La enfermedad atacaba primero el centro neurálgico, el cerebro. Se expandía lentamente, uno no sabía que estaba enfermo hasta las pocas semanas de haberse contagiado, cuatro semanas les hacía falta a las víctimas más reacias. Los pobres de espíritu caían rápidamente, los tercos aguantaban más tiempo. La enfermedad empezaba a propagarse desde la materia gris. Cuanta más hubiese, más tardaba en atacar al resto del sistema. Tenía predilección por el órgano donde se originaba la mente. Una vez instalada en las neuronas, hacía proliferar las sinapsis. A las víctimas les crecían las conexiones neuronales y empezaban a experimentar toda suerte de visiones felices de uno mismo.

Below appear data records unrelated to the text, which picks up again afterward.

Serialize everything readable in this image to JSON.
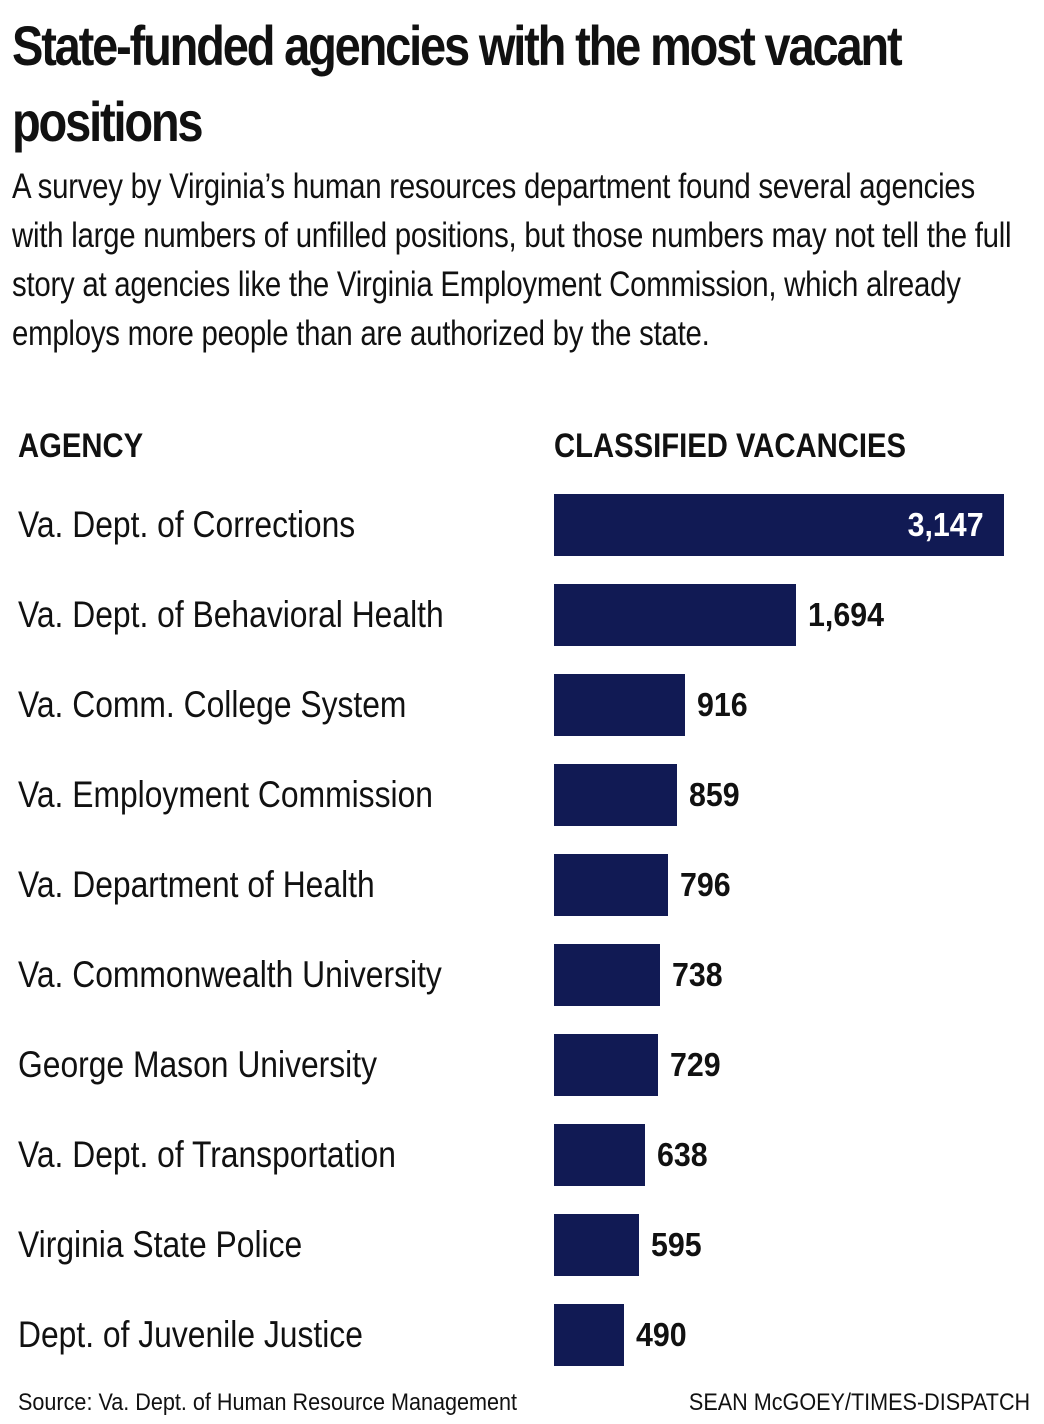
{
  "chart_data": {
    "type": "bar",
    "orientation": "horizontal",
    "title": "State-funded agencies with the most vacant positions",
    "subtitle": "A survey by Virginia’s human resources department found several agencies with large numbers of unfilled positions, but those numbers may not tell the full story at agencies like the Virginia Employment Commission, which already employs more people than are authorized by the state.",
    "category_header": "AGENCY",
    "value_header": "CLASSIFIED VACANCIES",
    "categories": [
      "Va. Dept. of Corrections",
      "Va. Dept. of Behavioral Health",
      "Va. Comm. College System",
      "Va. Employment Commission",
      "Va. Department of Health",
      "Va. Commonwealth University",
      "George Mason University",
      "Va. Dept. of Transportation",
      "Virginia State Police",
      "Dept. of Juvenile Justice"
    ],
    "values": [
      3147,
      1694,
      916,
      859,
      796,
      738,
      729,
      638,
      595,
      490
    ],
    "value_labels": [
      "3,147",
      "1,694",
      "916",
      "859",
      "796",
      "738",
      "729",
      "638",
      "595",
      "490"
    ],
    "xlim": [
      0,
      3147
    ],
    "grid": false,
    "bar_color": "#111a54",
    "source": "Source: Va. Dept. of Human Resource Management",
    "credit": "SEAN McGOEY/TIMES-DISPATCH"
  }
}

Anael se sorprendió sonriendo mientras preparaba la cena del sábado: hamburguesas, porque el sábado era un día libre en el que ejercer el derecho a comer porquerías. Se asustó mientras se cepillaba los dientes porque vio su sonrisa asomar de nuevo. Sonreía sin razón, qué estupidez. Al meterse en la cama ya fue un escándalo porque parecían haberle clavado las comisuras de los labios a los carrillos. Experimentó extrañas visiones de él mismo siendo feliz y saludando a los ciclistas y haciendo el bien a las personas.
Desde el cerebro se propagaba por el torrente sanguíneo llegando a todos los órganos vitales. Anael sintió una enfermiza necesidad de aliviar su entrepierna. Algo usual cuyo inusual frenetismo le percutió dejándolo patidifuso. ¡Qué enfermedad del demonio!. Tenía que echarse una mano cada dos horas porque se le quedaba tieso el ardoroso miembro y no había manera de adormecerlo si no era meciéndolo agitadamente.

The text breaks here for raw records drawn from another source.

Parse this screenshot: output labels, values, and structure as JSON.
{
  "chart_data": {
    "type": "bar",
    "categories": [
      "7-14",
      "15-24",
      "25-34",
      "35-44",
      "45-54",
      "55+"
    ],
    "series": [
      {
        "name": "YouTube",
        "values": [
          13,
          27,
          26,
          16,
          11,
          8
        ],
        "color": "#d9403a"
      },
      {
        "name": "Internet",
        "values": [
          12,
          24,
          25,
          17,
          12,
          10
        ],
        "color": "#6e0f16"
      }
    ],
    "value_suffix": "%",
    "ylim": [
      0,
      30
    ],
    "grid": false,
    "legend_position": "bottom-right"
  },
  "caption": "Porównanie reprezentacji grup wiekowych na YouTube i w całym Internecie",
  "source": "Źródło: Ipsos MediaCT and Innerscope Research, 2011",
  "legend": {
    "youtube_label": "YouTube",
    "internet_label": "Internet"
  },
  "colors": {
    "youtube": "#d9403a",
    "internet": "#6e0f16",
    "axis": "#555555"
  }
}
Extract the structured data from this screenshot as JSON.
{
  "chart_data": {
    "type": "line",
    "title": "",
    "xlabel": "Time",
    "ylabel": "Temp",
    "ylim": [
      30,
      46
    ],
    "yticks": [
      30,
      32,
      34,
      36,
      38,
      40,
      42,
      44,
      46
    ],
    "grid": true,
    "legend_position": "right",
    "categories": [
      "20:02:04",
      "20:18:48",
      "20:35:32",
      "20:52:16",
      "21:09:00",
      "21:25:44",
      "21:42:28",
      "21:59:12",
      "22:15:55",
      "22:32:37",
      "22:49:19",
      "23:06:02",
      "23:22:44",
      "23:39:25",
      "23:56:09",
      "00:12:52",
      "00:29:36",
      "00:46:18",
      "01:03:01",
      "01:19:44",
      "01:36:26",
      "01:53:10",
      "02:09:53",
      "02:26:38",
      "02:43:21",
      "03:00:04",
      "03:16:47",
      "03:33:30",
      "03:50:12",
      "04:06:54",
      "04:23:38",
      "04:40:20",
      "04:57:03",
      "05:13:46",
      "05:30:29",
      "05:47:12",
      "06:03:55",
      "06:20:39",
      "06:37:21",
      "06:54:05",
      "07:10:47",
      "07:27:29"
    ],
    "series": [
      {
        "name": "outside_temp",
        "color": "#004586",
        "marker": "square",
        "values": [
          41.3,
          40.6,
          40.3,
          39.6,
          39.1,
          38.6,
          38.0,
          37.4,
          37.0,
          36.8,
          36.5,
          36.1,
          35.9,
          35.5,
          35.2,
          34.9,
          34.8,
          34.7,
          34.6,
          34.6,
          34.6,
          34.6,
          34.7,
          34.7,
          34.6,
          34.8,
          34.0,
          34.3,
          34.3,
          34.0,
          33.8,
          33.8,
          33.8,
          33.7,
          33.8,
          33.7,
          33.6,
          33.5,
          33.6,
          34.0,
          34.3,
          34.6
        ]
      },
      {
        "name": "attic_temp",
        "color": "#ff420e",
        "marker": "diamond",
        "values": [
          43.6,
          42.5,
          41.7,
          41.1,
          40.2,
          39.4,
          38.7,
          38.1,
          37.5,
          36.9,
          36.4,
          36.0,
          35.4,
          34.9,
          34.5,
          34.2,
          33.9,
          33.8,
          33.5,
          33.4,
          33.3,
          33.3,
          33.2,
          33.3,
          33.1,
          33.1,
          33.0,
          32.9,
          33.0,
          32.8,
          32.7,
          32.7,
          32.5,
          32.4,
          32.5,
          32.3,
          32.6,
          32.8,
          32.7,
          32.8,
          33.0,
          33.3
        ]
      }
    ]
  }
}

Tuvo la extraña necesidad de salir fuera de los muros de su castillo y sentir la vida. También le entraron ganas de abrazar y su corazón daba saltitos de alegría avisándolo de que la existencia podía ser maravillosa. El miedo picó a la puerta, como de costumbre, y esta vez se le abrió de par en par y se le invitó al festejo. Ya no estaba marginado en la sombra haciendo de las suyas. Lo iluminaron las luces del hogar y hasta se le pudo poner un nombre. Anael lo bautizó Anael Jr, «Mini yo», por ser una calcomanía de él mismo. Empezó a escribir sobre flores y Julietas enraizadas cuyos labios púrpuras encandilaban a todo el pueblo. El cadáver que volvía alegres a los vivos.
Sentía ganas de vivir, de amar y de comer mejor. No encontró salvoconducto hacia el pasado, el Henko había fraguado en él y ahora tenía que aprender a ser su nueva versión, una putada para los holgazanes. Nuestro Anael, sin embargo, tenía grandes planes para su futuro, por suerte.